RPM use soars by more than 1,300% within Medicaid population
The meteoric rise in RPM use among Medicaid patients during the pandemic was due to a small number of providers and female and chronic disease patients.
Remote physiologic monitoring (RPM) use among Medicaid patients increased by more than 1,300 percent from 2019 to 2021, driven primarily by a small proportion of healthcare providers, and female and chronic disease patients, new research shows.
Published in Health Affairs, the study examined the uptake of RPM by Medicaid beneficiaries. RPM involves using tools like wearable devices and mobile applications to transmit patient data, such as heart rate, blood pressure, and blood oxygen levels, to healthcare providers.
The study authors note that in 2019, the Centers for Medicare and Medicaid Services (CMS) adopted new billing codes to support reimbursement for RPM. During the COVID-19 pandemic, public and private healthcare payers expanded RPM coverage and reimbursement. After the public health emergency (PHE) declaration expired last year, lawmakers are considering new RPM reimbursement policies.
Thus, researchers from the CMS and Manatt Health Strategies set out to investigate RPM use data within the Medicaid population to inform this policy decision-making. They used Transformed Medicaid Statistical Information System Analytic Files data to gather claims, encounters, and enrollment information for Medicaid beneficiaries between January 1, 2019, and December 31, 2021.
The number of RPM recipients per 100,000 Medicaid beneficiaries increased from 2.1 in January 2019 to 29.6 in December 2021 — representing a 1,300 percent jump during the study period.
However, RPM use varied widely across state lines. In 2021, it ranged from 0 recipients per 100,000 beneficiaries in Vermont to 217.7 recipients per 100,000 beneficiaries in New Jersey. Additionally, the rate of RPM use in 2021 was more than 30 percent higher among states with documented RPM reimbursement policies than those without.
The researchers identified more than 5,600 distinct providers who billed RPM claims for Medicaid beneficiaries in 2021. However, more than half of all the RPM claims were attributable to 5 percent of providers, representing 283 individuals. Internal medicine, general practice, and family practice physicians were the most common types of providers to bill RPM claims.
Further, the study shows that rates of RPM use were highest among older beneficiaries, those who identified as female, and people diagnosed with diabetes and hypertension. The rate of RPM use per 100,000 beneficiaries among Medicaid patients older than 65 was 381.4; among those identifying as female, it was 77.6; among those with diabetes, it was 545.2; and among those with hypertension, it was 715.7.

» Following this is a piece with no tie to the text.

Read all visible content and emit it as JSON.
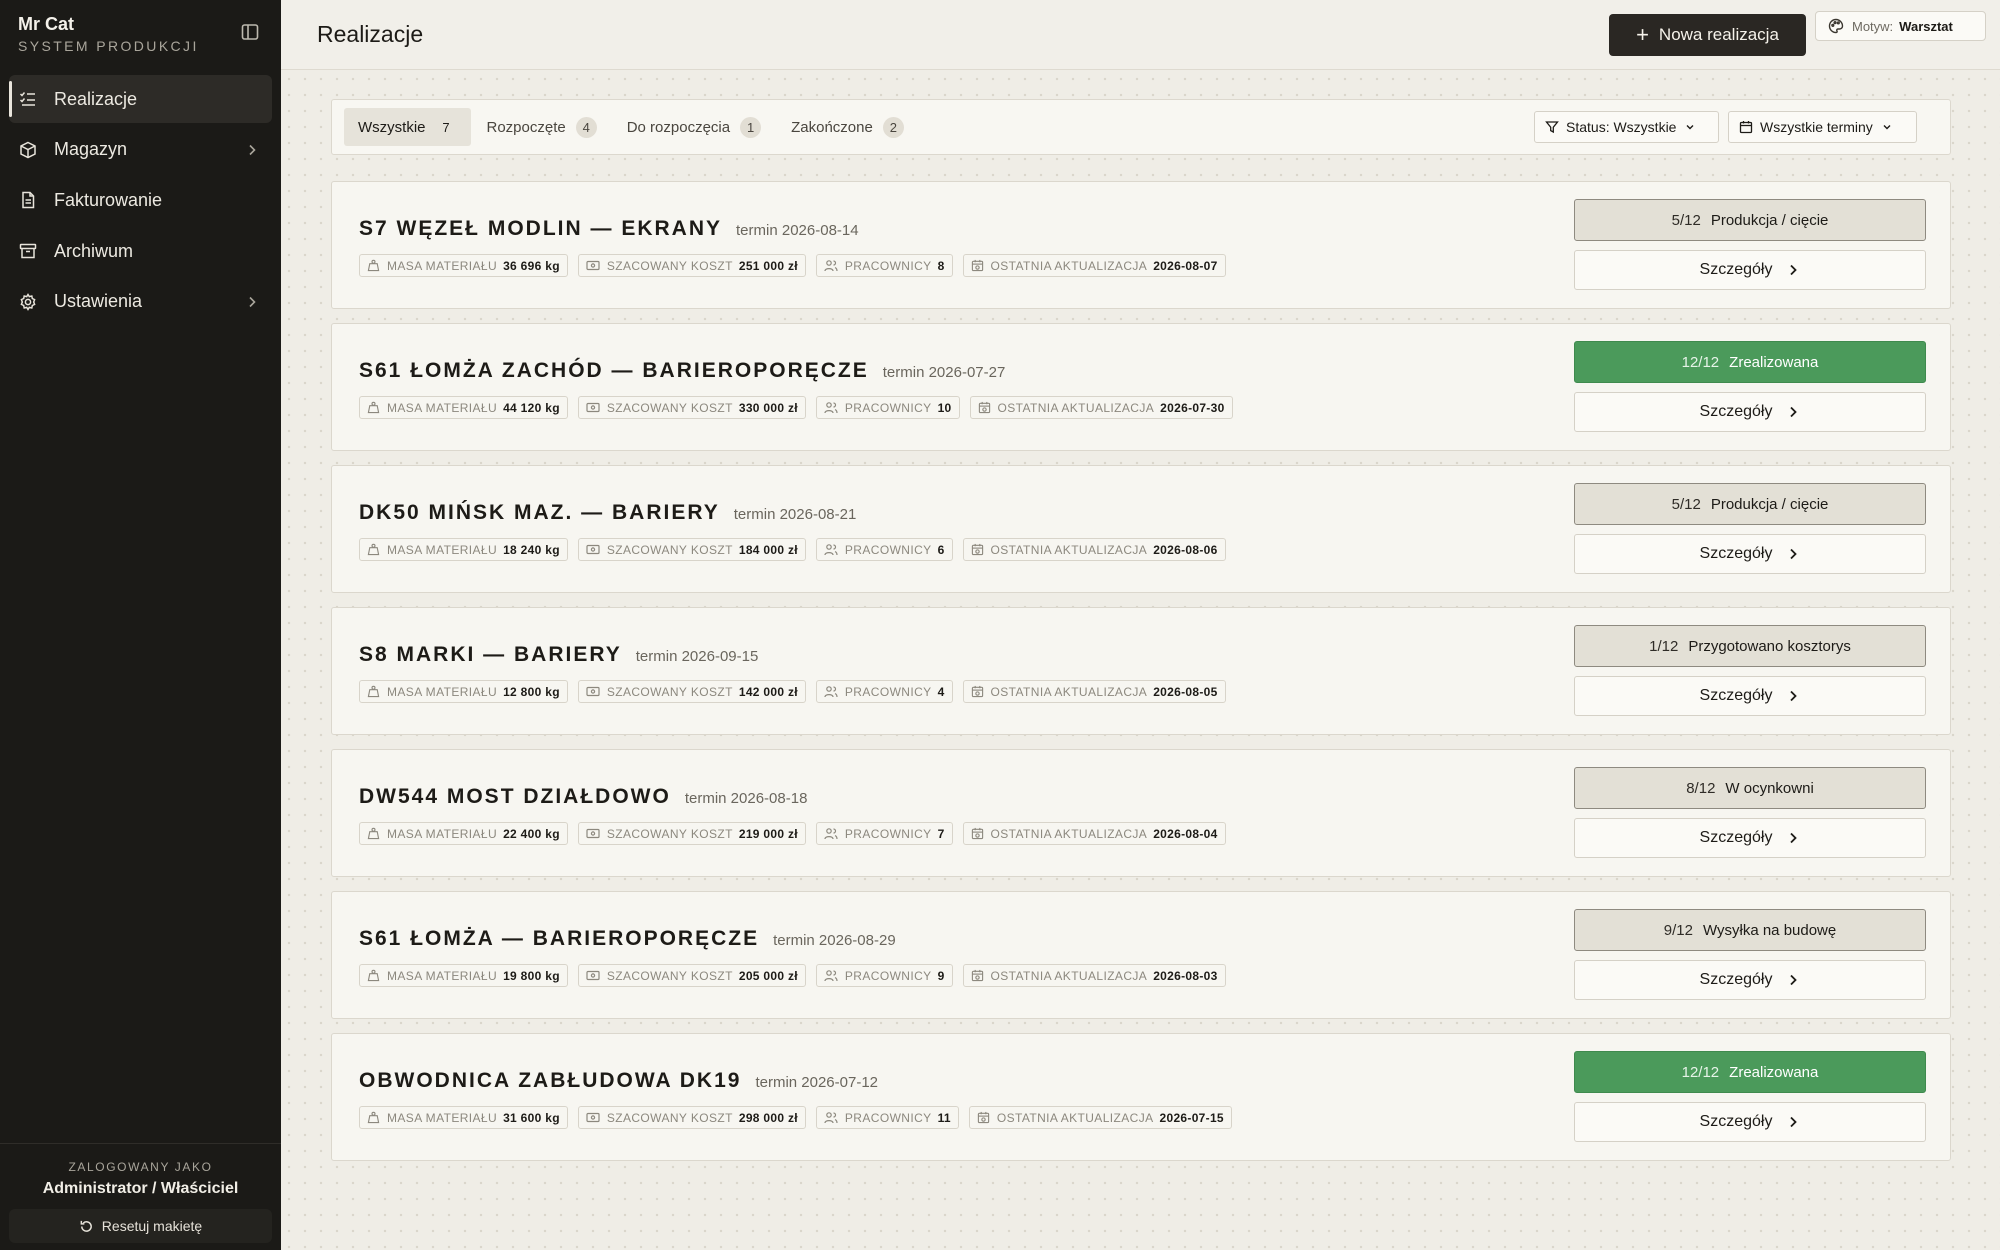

RPM use was also high among Medicaid patients residing in metropolitan areas and enrollees in limited benefit managed care plans.
“The growing interest in and increasing reimbursement for remote physiologic monitoring services offer promising opportunities for improving chronic disease management and patient outcomes, particularly among the Medicaid population, which comprises the most vulnerable and underserved populations in the United States,” the researchers concluded.
The new research aligns with previously released data showing that adoption of RPM skyrocketed during the COVID-19 pandemic.
A 2023 report from data analytics company Definitive Healthcare reveals that RPM claim volume increased 1,294 percent from January 2019 to November 2022. This report also shows that hypertension and diabetes account for the highest proportion of claims, with essential hypertension accounting for 51 percent of RPM-related claims and diabetes mellitus with complications accounting for 10.4 percent.
However, a study published last November found that though RPM helped improve outcomes for Medicare patients with hypertension, it increased outpatient visits and net healthcare spending. For the study, researchers compared outcomes data for 192 practices where 25 percent or more hypertension patients received RPM (high-RPM practices) to 942 control practices where less than 2.5 percent received RPM (low-RPM practices).
They found that between 2019 and 2021, hypertension patients at high-RPM practices experienced a 3.3 percent relative increase in hypertension medication fills and a 1.3 percent increase in the number of unique hypertension medications received compared with patients at low-RPM practices. Additionally, high-RPM practices’ net hypertension-related spending saw a relative increase of $274 per patient.